A video about Prince William’s recent conservation trip to Africa has been criticised for only including non-Africans’ perspectives on conservation and promoting a “white saviour” stereotype.
Dr. Mordecai Ogada, Kenyan ecologist & author of The Big Conservation Lie, said today:
“This is a diagram of the new British Colonial paradigm. The kingdom of “conservation”. This is the only arena where the heir to the Throne can go around touring the colonies, and telling his subjects how they should be taking care of their own resources.
“HRH Prince William should not pontificate to us about wildlife trade while the UK is the world’s number one trader in ivory. Kenya banned ivory trade a full forty years before the UK. The Duke is most welcome to come visit as a tourist, but he should kindly let us conserve what is ours in the way that suits us best.”
The video was released on Twitter on October 11, 2018 by Kensington Palace.
How did William got to be in charge of our African wildlife? All our conservancies should be left to locals who are original owners of the Lands to manage.
— John Kamau (@Johnn_Kamau) October 11, 2018
Only one black person is shown speaking to camera in the film. While all the other contributors share their expertise on conservation, her contribution in the video relates only to the Prince’s leadership abilities.

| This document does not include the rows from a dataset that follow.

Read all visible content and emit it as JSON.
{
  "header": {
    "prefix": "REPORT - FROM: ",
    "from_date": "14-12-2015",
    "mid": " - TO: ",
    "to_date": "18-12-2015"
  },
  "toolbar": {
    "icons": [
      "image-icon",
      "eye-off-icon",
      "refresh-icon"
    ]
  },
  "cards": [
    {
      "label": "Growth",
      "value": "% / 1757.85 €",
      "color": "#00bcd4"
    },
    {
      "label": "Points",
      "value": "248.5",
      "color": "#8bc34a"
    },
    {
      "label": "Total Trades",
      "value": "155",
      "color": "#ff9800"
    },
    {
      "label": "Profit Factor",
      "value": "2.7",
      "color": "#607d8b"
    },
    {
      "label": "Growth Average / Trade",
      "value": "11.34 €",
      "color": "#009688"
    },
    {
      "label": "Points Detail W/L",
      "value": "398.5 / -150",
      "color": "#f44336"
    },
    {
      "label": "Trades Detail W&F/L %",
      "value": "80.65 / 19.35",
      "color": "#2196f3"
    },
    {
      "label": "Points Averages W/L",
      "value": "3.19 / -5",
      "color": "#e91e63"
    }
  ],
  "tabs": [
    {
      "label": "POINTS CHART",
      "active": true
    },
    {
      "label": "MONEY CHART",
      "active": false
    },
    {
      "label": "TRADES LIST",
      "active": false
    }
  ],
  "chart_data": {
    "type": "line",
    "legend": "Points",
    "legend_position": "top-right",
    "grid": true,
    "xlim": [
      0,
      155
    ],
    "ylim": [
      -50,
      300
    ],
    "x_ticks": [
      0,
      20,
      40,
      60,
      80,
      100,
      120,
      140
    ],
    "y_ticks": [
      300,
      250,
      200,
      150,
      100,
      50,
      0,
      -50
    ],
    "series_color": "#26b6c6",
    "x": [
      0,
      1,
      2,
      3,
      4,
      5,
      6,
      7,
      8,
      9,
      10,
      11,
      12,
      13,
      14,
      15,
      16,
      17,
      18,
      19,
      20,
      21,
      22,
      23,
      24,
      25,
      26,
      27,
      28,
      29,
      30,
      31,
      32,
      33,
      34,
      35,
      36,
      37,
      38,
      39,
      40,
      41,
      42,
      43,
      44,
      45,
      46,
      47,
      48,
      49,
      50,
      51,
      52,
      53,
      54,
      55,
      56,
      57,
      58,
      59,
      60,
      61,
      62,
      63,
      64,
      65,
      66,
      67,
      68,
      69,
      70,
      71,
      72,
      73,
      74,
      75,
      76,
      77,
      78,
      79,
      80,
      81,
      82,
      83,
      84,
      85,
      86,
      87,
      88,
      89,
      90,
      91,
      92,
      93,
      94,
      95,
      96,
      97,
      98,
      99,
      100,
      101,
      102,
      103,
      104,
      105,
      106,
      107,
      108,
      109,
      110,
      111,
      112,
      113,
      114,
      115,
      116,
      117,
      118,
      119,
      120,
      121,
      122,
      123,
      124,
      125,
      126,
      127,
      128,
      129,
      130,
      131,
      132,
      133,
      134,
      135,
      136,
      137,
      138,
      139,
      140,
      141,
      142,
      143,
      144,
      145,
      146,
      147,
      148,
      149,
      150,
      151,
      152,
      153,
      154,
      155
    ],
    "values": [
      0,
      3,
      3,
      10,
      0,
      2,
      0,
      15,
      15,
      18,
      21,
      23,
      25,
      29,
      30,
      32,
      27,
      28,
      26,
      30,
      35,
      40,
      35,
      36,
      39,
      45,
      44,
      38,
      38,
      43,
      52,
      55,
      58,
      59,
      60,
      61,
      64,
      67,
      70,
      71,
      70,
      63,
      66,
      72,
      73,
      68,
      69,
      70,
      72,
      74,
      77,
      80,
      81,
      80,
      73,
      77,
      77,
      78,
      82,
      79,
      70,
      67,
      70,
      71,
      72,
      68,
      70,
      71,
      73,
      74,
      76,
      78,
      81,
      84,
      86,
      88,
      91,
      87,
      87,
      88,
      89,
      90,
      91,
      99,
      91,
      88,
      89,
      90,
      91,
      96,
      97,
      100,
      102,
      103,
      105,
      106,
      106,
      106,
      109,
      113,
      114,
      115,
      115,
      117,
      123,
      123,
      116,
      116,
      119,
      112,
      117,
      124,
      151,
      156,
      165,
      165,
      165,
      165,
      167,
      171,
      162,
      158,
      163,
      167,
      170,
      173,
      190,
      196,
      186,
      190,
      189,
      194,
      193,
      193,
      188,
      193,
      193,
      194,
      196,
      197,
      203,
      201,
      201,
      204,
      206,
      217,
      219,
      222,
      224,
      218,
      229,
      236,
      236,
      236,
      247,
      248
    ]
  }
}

The people interviewed in the video are:
Charlie Mayhew, CEO of Tusk, who comments on tackling the illegal wildlife trade and later also on Tusk’s work in Africa.
Dr Naomi Doak, Head of Conservation Programmes at The Royal Foundation, who discusses engaging the private sector in conservation efforts and later on how important the Prince’s contribution is to the people he met on his visit.
Dr Antony Lynam, Regional Training Director at SMART for the Wildlife Conservation Society, who talks about the Prince’s support for the use of SMART technology for conservation.
Finally, Patricia Kayaga, the only black interviewee featured in the video, is a student at the College of African Wildlife Management, which the Prince visited on his tour.
Charles Nsonkali, a representative of a Baka indigenous community organization in Cameroon, earlier released an open letter to Prince William and Prince Harry which said: “Conservationists seem to think that outsiders are the only people who want to look after nature and can do it effectively but this makes no sense to me.”
Survival International has been highlighting the covert racism endemic in big conservation in an intensive social media campaign over several weeks in the run up to the Illegal Wildlife Trade Conference, taking place 11th-12th October in London. Its video comparing conservation to colonialism was released this week.
Survival International Director Stephen Corry said today:
“It’s hard to think of a more extreme example of the “white saviour” mentality than this video. It amounts to racist propaganda in its promotion of white people as the saviours of Africa. Non-Africans are presented in the film as the real experts on conservation, while the locals are not seen as having anything worthwhile to contribute other than their grateful thanks. The attitudes behind it are chronically outdated, and will destroy conservation if they don’t change; it is the local people who understand their environment and its wildlife better than anybody else and the conservation movement should not only listen to them, but take its lead from them.”